UMA PAIXÃO SIMPLES


 Autora: Annie Ernaux

Há quem goste de livros curtos. Há quem goste de livros longos. Na minha opinião um livro deve ser tão curto quanto possível: o mínimo necessário para produzir o efeito desejado, para comunicar o pretendido. Há livros cuja extensão está inextricavelmente ligada à mensagem da obra. A recherche proustiana talvez não pudesse ser mais curta, pois embora cada parágrafo e cada frase pareça conter a forma do próprio tempo, todas as 3000 e tal páginas que o autor escreveu no quarto isolado com cortiça do Boulevard Haussmann conferem-lhe uma monumentalidade que não poderia ser obtida de outra forma. O mesmo se pode dizer d’Os Irmãos Karamazov. Mas de forma inversa também se poderá argumentar que A Metamorfose de Kafka não precisa de nem mais uma linha; A Biblioteca de Babel, de Jorge Luís Borges, não precisa mais do que duas páginas.

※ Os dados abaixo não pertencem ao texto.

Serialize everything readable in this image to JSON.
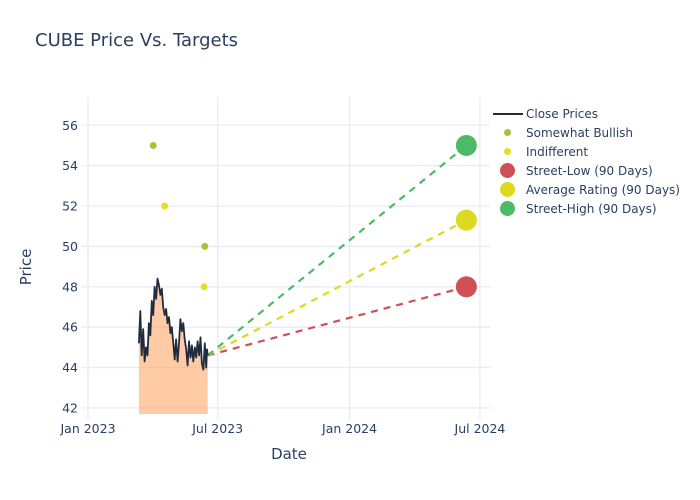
{
  "title": "CUBE Price Vs. Targets",
  "colors": {
    "text": "#2a3f5f",
    "grid": "#e9ecf4",
    "background": "#ffffff",
    "close_line": "#1f2c40",
    "close_fill": "rgba(255,161,90,0.55)",
    "somewhat_bullish": "#a1c63a",
    "indifferent": "#e4df26",
    "street_low": "#d04f54",
    "average_rating": "#ddd820",
    "street_high": "#4cba66"
  },
  "chart_data": {
    "type": "line",
    "title": "CUBE Price Vs. Targets",
    "xlabel": "Date",
    "ylabel": "Price",
    "xlim": [
      "2023-01-01",
      "2024-07-15"
    ],
    "ylim": [
      41.7,
      57.4
    ],
    "yticks": [
      42,
      44,
      46,
      48,
      50,
      52,
      54,
      56
    ],
    "xticks": [
      {
        "date": "2023-01-01",
        "label": "Jan 2023"
      },
      {
        "date": "2023-07-01",
        "label": "Jul 2023"
      },
      {
        "date": "2024-01-01",
        "label": "Jan 2024"
      },
      {
        "date": "2024-07-01",
        "label": "Jul 2024"
      }
    ],
    "grid": true,
    "legend_position": "right",
    "projection_from": {
      "date": "2023-06-17",
      "value": 44.6
    },
    "series": [
      {
        "name": "Close Prices",
        "kind": "line",
        "color": "#1f2c40",
        "fill": "rgba(255,161,90,0.55)",
        "dates": [
          "2023-03-13",
          "2023-03-15",
          "2023-03-17",
          "2023-03-19",
          "2023-03-21",
          "2023-03-23",
          "2023-03-25",
          "2023-03-27",
          "2023-03-29",
          "2023-03-31",
          "2023-04-02",
          "2023-04-04",
          "2023-04-06",
          "2023-04-08",
          "2023-04-10",
          "2023-04-12",
          "2023-04-14",
          "2023-04-16",
          "2023-04-18",
          "2023-04-20",
          "2023-04-22",
          "2023-04-24",
          "2023-04-26",
          "2023-04-28",
          "2023-04-30",
          "2023-05-02",
          "2023-05-04",
          "2023-05-06",
          "2023-05-08",
          "2023-05-10",
          "2023-05-12",
          "2023-05-14",
          "2023-05-16",
          "2023-05-18",
          "2023-05-20",
          "2023-05-22",
          "2023-05-24",
          "2023-05-26",
          "2023-05-28",
          "2023-05-30",
          "2023-06-01",
          "2023-06-03",
          "2023-06-05",
          "2023-06-07",
          "2023-06-09",
          "2023-06-11",
          "2023-06-13",
          "2023-06-15",
          "2023-06-16",
          "2023-06-17"
        ],
        "values": [
          45.2,
          46.8,
          44.6,
          45.9,
          44.3,
          45.0,
          44.6,
          46.2,
          45.6,
          47.3,
          46.6,
          48.0,
          47.4,
          48.4,
          48.1,
          47.6,
          47.9,
          47.0,
          46.6,
          46.9,
          46.2,
          46.5,
          45.7,
          46.0,
          45.2,
          44.4,
          45.4,
          44.3,
          45.2,
          46.4,
          45.8,
          46.2,
          45.4,
          44.9,
          44.1,
          45.3,
          44.5,
          45.1,
          44.3,
          45.0,
          44.5,
          45.3,
          44.6,
          45.5,
          44.2,
          43.9,
          45.2,
          44.0,
          44.9,
          44.6
        ]
      },
      {
        "name": "Somewhat Bullish",
        "kind": "scatter",
        "color": "#a1c63a",
        "marker_size": 7,
        "points": [
          {
            "date": "2023-04-02",
            "value": 55
          },
          {
            "date": "2023-06-13",
            "value": 50
          }
        ]
      },
      {
        "name": "Indifferent",
        "kind": "scatter",
        "color": "#e4df26",
        "marker_size": 7,
        "points": [
          {
            "date": "2023-04-18",
            "value": 52
          },
          {
            "date": "2023-06-12",
            "value": 48
          }
        ]
      },
      {
        "name": "Street-Low (90 Days)",
        "kind": "target",
        "color": "#d04f54",
        "marker_size": 21,
        "date": "2024-06-12",
        "value": 48
      },
      {
        "name": "Average Rating (90 Days)",
        "kind": "target",
        "color": "#ddd820",
        "marker_size": 21,
        "date": "2024-06-12",
        "value": 51.3
      },
      {
        "name": "Street-High (90 Days)",
        "kind": "target",
        "color": "#4cba66",
        "marker_size": 21,
        "date": "2024-06-12",
        "value": 55
      }
    ]
  }
}
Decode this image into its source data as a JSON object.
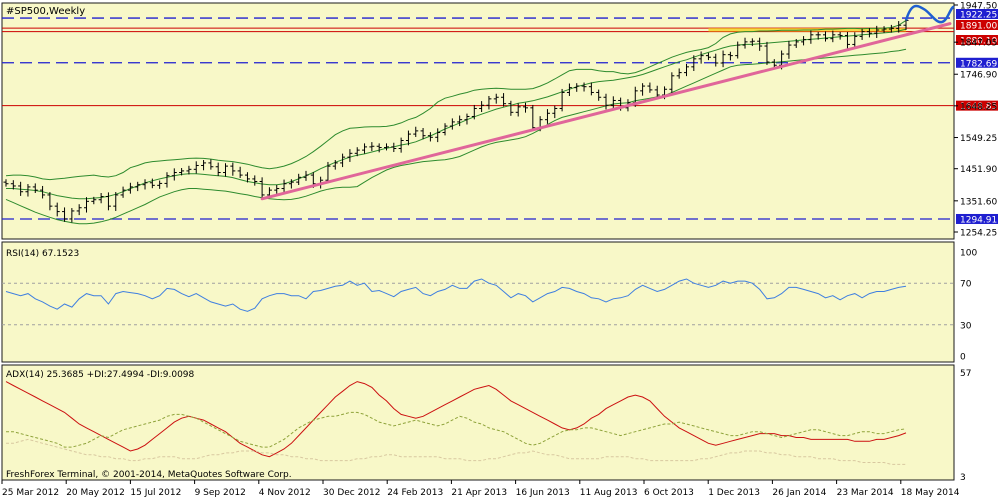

Uma paixão simples, de Annie Ernaux, é tão concisa quanto possível e também não precisa de mais.

Na minha opinião, o livro pode ser lido segundo o seguinte triângulo: o título, “Uma paixão simples”, enuncia o carácter ordinário e universal do que se seguirá – uma paixão como tantas outras; o miolo do livro, por contraponto, predispõe-se logo desde início a chocar ou a provocar o leitor, não tanto pelo conteúdo, mas pelo tom aberto, substantivo e sobretudo isento de julgamento, com que a narradora descreve a sua paixão sensual por um homem casado, cheia de esperas mendicantes, pensamentos obsessivos, comportamentos grosso modo irracionais – ao fim e ao cabo, uma paixão simples, como tantas outras; e a reconciliação final, sem amargura, com gratidão até, em que se reconhece a paixão como o maior dos luxos.

“Este verão vi pela primeira vez um filme pornográfico no Canal+”, diz-nos a narradora logo a abrir, seguindo-se a descrição do ato sexual aí observado. Termina o capítulo com uma advertência para com o seu objetivo declarado: que a escrita deveria tender para isto: para a crueza (provocando talvez espanto ou perturbação) de um filme pornográfico, sem qualquer juízo moral.

Logo de seguida, mais uma afirmação perturbante: “A partir de setembro do ano passado, não fiz mais do que esperar um homem: esperar que ele me telefonasse e viesse a minha casa”. Na designação “um homem” percebe-se a pouca importância da individualidade desse homem, de quem sabemos o mínimo, isto apesar de lhe estar completamente subordinada. Apaixonou-se por aquele homem, mas talvez pudesse ter sido um outro, já que grande parte da relação era interior: “Tinha o privilégio de viver, desde o princípio, constantemente, e em plena consciência, aquilo que acabamos por descobrir sempre, com grande espanto e decepção: que o homem que amamos é um estranho”. Trata-se, afinal, de uma descoberta interior – mais de que uma comunhão.

Em nenhum momento a narradora nos diz “ai que estupida que fui”, “ai que arrependida que estou de ter agido assim” – nada. Tudo o que temos é uma descrição desapiedada de um comportamento apaixonado, no caso concreto uma paixão desigualmente correspondida, com todos os seus absurdos e indigências, “a realidade mais violenta que se possa conceber, e a menos explicável”. Penso que não há, como tantas vezes, verdadeiro ressentimento; há até alguma gratidão, apesar de toda a dor, pela possibilidade de ter vivido uma paixão assim: “graças a ele, aproximei-me do limite que me separa da alteridade, a ponto de imaginar, por vezes, ter passado para o outro lado. Medi o tempo de outra maneira, com o corpo todo.” O apaixonado vive num estado de exaltação incomparável.

Annie termina com a sentença:

“Quando eu era criança, para mim o luxo eram casacos de pele, vestidos compridos e vivendas à beira-mar. Mais tarde, pensei que fosse ter uma vida intelectual. Agora parece-me também que é poder viver uma paixão por um homem ou por uma mulher.”